6 Penentuan lokus protein didasarkan pada kecepatan mobilitas relatif sampel terhadap protein yang dipakai sebagai standar. Lokus protein yang ditunjukkan dengan gambar satu band pada satu protein maka diasumsikan bahwa protein adalah homosigot dengan alel kembar atau bergenotipe sama. Bila terbentuk lebih dari satu band maka diasumsikan bahwa protein tersebut adalah heterosigot dengan alel dan genotipe yang berbeda.
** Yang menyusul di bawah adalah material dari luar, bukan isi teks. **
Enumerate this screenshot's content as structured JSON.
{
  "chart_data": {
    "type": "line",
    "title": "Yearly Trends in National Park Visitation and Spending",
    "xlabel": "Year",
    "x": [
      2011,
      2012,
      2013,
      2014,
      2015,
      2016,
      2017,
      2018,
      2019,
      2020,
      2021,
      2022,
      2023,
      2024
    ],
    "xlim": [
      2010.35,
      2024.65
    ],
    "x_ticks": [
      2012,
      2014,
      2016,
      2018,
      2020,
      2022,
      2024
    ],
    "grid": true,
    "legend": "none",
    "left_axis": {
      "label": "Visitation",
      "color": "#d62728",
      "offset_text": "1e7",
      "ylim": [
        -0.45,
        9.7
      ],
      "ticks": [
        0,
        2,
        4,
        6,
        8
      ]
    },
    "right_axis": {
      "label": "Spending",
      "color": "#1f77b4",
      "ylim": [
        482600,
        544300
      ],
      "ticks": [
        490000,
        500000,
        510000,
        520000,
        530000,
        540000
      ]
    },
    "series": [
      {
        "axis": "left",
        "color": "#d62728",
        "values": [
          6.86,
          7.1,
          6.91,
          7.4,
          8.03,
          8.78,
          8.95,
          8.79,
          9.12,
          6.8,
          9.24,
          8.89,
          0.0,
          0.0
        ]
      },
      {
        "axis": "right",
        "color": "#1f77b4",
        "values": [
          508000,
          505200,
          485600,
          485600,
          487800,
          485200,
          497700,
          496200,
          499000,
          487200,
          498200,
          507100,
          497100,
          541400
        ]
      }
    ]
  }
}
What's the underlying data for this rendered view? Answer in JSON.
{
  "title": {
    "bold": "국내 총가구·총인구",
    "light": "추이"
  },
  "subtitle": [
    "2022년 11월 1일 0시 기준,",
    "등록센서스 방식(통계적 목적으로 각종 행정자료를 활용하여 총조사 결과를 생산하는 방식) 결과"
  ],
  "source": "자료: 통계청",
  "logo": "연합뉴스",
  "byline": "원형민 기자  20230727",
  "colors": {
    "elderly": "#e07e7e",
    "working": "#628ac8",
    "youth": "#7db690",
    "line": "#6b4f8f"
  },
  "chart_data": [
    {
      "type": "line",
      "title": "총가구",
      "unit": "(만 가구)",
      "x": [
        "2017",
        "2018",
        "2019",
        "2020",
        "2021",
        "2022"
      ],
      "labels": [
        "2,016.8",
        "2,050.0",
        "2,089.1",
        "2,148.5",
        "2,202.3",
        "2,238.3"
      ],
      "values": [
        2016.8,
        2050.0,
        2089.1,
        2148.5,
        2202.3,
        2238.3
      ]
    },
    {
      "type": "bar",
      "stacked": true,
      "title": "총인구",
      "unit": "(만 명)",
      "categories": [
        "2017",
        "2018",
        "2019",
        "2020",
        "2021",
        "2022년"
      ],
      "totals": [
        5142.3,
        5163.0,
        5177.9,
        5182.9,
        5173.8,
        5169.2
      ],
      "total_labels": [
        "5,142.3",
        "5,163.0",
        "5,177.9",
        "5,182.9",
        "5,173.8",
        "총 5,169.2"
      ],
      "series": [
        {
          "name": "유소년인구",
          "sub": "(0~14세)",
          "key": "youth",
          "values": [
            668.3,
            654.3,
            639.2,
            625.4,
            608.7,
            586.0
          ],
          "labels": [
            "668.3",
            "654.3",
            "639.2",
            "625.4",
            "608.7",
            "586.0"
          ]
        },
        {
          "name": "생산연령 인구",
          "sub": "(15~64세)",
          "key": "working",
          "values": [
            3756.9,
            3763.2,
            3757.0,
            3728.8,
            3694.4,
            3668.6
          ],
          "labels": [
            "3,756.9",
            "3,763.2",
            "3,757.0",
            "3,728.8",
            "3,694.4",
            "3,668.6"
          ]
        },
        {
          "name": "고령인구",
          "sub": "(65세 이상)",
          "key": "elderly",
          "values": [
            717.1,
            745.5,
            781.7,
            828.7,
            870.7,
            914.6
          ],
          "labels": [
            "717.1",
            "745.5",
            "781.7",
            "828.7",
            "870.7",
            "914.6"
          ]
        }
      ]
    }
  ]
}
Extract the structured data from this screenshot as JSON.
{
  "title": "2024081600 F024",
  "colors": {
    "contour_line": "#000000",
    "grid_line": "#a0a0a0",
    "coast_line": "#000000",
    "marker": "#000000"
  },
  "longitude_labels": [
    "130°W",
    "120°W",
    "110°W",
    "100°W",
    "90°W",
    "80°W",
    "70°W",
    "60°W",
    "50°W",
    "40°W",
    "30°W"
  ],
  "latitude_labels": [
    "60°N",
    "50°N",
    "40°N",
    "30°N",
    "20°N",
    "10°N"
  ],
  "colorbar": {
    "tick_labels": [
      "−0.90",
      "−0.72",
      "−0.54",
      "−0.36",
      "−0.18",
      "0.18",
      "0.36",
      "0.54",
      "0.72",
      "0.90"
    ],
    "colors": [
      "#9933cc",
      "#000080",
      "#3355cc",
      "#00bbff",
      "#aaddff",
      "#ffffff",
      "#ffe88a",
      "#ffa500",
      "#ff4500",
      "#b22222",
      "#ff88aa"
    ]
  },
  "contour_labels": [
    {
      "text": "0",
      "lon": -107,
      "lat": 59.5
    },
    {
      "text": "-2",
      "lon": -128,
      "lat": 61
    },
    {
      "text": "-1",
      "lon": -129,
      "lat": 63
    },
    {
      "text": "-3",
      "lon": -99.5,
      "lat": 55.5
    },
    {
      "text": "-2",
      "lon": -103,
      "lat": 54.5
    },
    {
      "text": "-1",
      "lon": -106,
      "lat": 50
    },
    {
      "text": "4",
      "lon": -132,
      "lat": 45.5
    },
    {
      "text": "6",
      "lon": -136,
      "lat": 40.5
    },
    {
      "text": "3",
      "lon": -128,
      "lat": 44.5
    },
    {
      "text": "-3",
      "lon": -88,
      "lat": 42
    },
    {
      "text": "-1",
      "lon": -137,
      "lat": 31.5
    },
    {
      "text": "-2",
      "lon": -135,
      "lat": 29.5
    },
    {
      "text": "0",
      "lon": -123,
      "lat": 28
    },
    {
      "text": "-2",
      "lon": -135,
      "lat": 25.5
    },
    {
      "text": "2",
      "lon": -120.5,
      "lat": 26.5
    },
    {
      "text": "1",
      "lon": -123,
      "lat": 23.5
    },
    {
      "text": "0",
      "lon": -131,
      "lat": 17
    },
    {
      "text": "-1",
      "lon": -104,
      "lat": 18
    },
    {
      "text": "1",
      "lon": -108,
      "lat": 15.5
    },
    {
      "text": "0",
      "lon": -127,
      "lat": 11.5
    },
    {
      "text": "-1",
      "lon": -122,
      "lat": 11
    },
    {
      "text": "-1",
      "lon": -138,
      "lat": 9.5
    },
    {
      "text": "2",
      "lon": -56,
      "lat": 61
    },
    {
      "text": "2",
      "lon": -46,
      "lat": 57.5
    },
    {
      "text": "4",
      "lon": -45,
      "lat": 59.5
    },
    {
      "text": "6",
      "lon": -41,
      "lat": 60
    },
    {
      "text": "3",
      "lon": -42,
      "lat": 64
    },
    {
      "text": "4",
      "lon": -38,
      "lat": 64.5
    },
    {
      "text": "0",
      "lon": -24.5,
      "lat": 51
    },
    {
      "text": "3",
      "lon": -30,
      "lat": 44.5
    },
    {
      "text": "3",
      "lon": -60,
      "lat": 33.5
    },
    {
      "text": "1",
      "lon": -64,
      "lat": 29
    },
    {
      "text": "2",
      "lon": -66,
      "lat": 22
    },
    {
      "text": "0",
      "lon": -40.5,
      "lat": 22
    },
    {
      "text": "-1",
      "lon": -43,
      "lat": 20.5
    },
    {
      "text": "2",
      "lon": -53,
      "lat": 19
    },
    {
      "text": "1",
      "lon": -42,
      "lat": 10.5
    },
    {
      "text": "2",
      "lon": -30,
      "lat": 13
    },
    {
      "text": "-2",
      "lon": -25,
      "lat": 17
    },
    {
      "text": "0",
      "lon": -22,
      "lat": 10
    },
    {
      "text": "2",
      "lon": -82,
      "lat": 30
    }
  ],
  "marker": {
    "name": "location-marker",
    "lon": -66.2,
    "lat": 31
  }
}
Menurut Haris (1989), adanya perbedaan mobilitas akan terbentuk pola-pola protein hasil elektroforesis pada gel yang berbeda sehingga dapat diperoleh informasi secara tidak langsung mengenai susunan gen-gen yang mengkode protein tersebut. Berdasarkan kerangka pemikiran di atas, maka diharapkan penelitian ini dapat menjelaskan bagaimana karakter genetik populasi sapi Pasundan di Kecamatan Terisi secara kualitatif, yaitu berdasarkan pola pita protein albumin darahnya.
1.6.
Waktu dan Lokasi Penelitian Penelitian ini dilaksanakan pada 15 Mei – 7 Juni 2015, pengambilan
sampel darah dilakukan di Village Breeding Center (VBC) Dusun Sukasari Jalan Cikamurang Desa Cikawung Kecamatan Terisi Kabupaten Indramayu Jawa Barat. Hasil sampel darah kemudian diuji di Laboratorium Riset dan Pengujian MeatMilk Pro Fakultas Peternakan Universitas Padjadjaran.